Luxury consumers can circumvent the price increases of the Speedy 30 bag, for example, through The RealReal, which was founded in 2011 and, as of May 2018, enjoys a $450 million valuation. It sells luxury brands, in gently used form, via a consignment model. The RealReal’s hook: top fashion brands, up to 90 percent off. It recently raised $115 million in a Series G funding round and plans to expand its brick and mortar presence in the US.
China’s YCloset takes a different approach, using a subscription rental model to grant customers access to an array of clothing and accessories free of additional charges. If the customer likes a particular piece, they have the option to buy it outright.
While established brands have traditionally turned a blind or scorning eye towards second-hand retail, they are now wading into the pre-owned and rental markets. For example, Stella McCartney launched a partnership with The RealReal in 2017, offering a $100 credit to consumers consigning her products on the platform. This can create a circular flow that encourages footfall in Stella McCartney stores, while building confidence in the quality and longevity of Stella McCartney products. Additionally, because of the circular nature of this partnership, it bolsters the corporate and social responsibility of the fashion brand.
Other luxury players, such as Richemont, have purchased resale or rental businesses outright, to take control of how their products and brands are marketed on the secondary market.
The number of brands getting into the rental, resale and refurbishment business will increase markedly.
Some players have ventured into refurbishment, taking advantage of its sustainability benefits. Eileen Fisher, through its programme “Renew,” takes back gently-worn products, and either refurbishes them or uses the materials to create new products all together. Patagonia pioneered an in-house repair and resale model by buying back their own products and selling those used items at a discount price. On its website, Patagonia asserts, “The single best thing we can do for the planet is keep our gear in use longer and cut down on consumption.”

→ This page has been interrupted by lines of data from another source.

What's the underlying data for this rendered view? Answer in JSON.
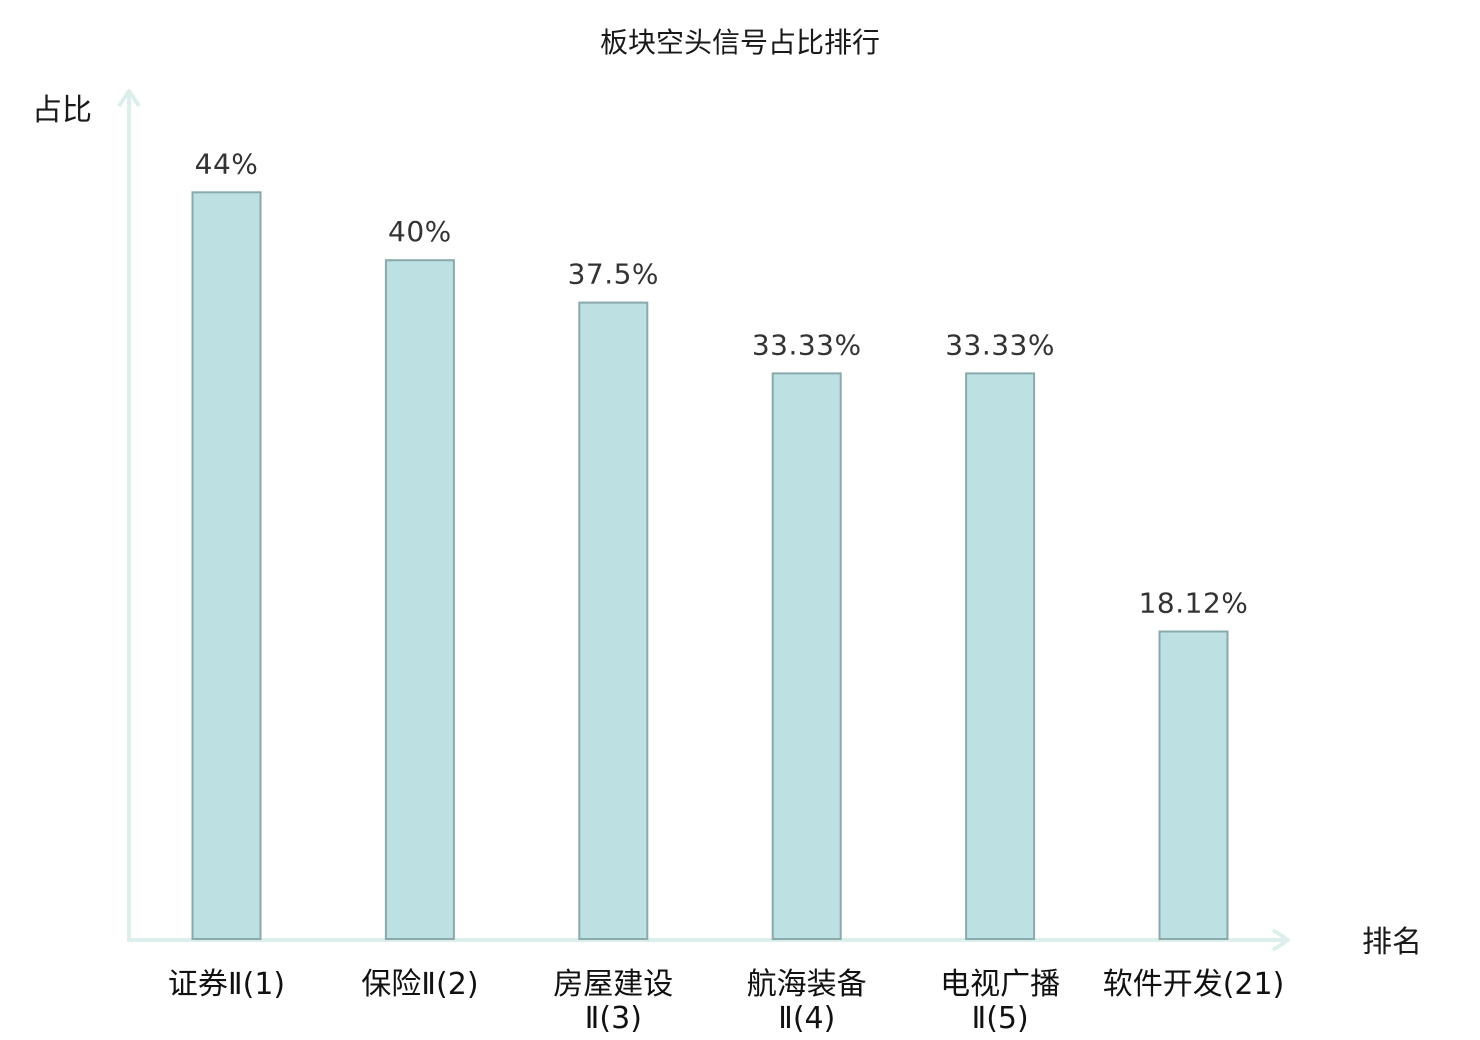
{
  "chart_data": {
    "type": "bar",
    "title": "板块空头信号占比排行",
    "ylabel": "占比",
    "xlabel": "排名",
    "ylim": [
      0,
      50
    ],
    "grid": false,
    "categories": [
      {
        "lines": [
          "证券Ⅱ(1)"
        ],
        "highlight": false
      },
      {
        "lines": [
          "保险Ⅱ(2)"
        ],
        "highlight": false
      },
      {
        "lines": [
          "房屋建设",
          "Ⅱ(3)"
        ],
        "highlight": false
      },
      {
        "lines": [
          "航海装备",
          "Ⅱ(4)"
        ],
        "highlight": false
      },
      {
        "lines": [
          "电视广播",
          "Ⅱ(5)"
        ],
        "highlight": false
      },
      {
        "lines": [
          "软件开发(21)"
        ],
        "highlight": true
      }
    ],
    "values": [
      44,
      40,
      37.5,
      33.33,
      33.33,
      18.12
    ],
    "value_labels": [
      "44%",
      "40%",
      "37.5%",
      "33.33%",
      "33.33%",
      "18.12%"
    ],
    "colors": {
      "bar_fill": "#bde0e3",
      "bar_stroke": "#8aa9ab",
      "axis": "#dcefec",
      "highlight_label": "#e02020",
      "label": "#111111"
    }
  }
}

Express is betting on the rental market, launching “Express Style Trial,” which allows consumers to rent up to three items at any given time for a monthly fee. In an interview with CNBC, Express’ chief customer experience officer, Jim Hilt, states, “The consumer who is more interested in access versus ownership is happening across many industries. We looked at this evolution and asked, ‘how do we participate?’” In New York, French label Ba&sh is offering free rentals over a weekend period as part of its North America expansion strategy.
Turning to the year ahead, we expect 2019 will be known for three developments in particular. First, the number of brands getting into the rental, resale and refurbishment business will increase markedly; established players will progressively regard alternative ownership as a force they need to embrace or at least test through new collaboration models with retailers or start-ups in the sector. This will require careful business model considerations and a clear choice between partnerships, in-house development or M&A. Second, we predict a notable increase in the number of “rental native” brands born exclusively for rental or subscription models.
We would also not be surprised to see a unicorn in this space soon. Finally, more consumers will see a growing proportion of their wardrobes made up of pre-owned or rented products, especially for high-value items and accessories. While traditional players need not yet be alarmed, it will be essential to fully understand the emerging signals of what consumers prefer to own versus rent.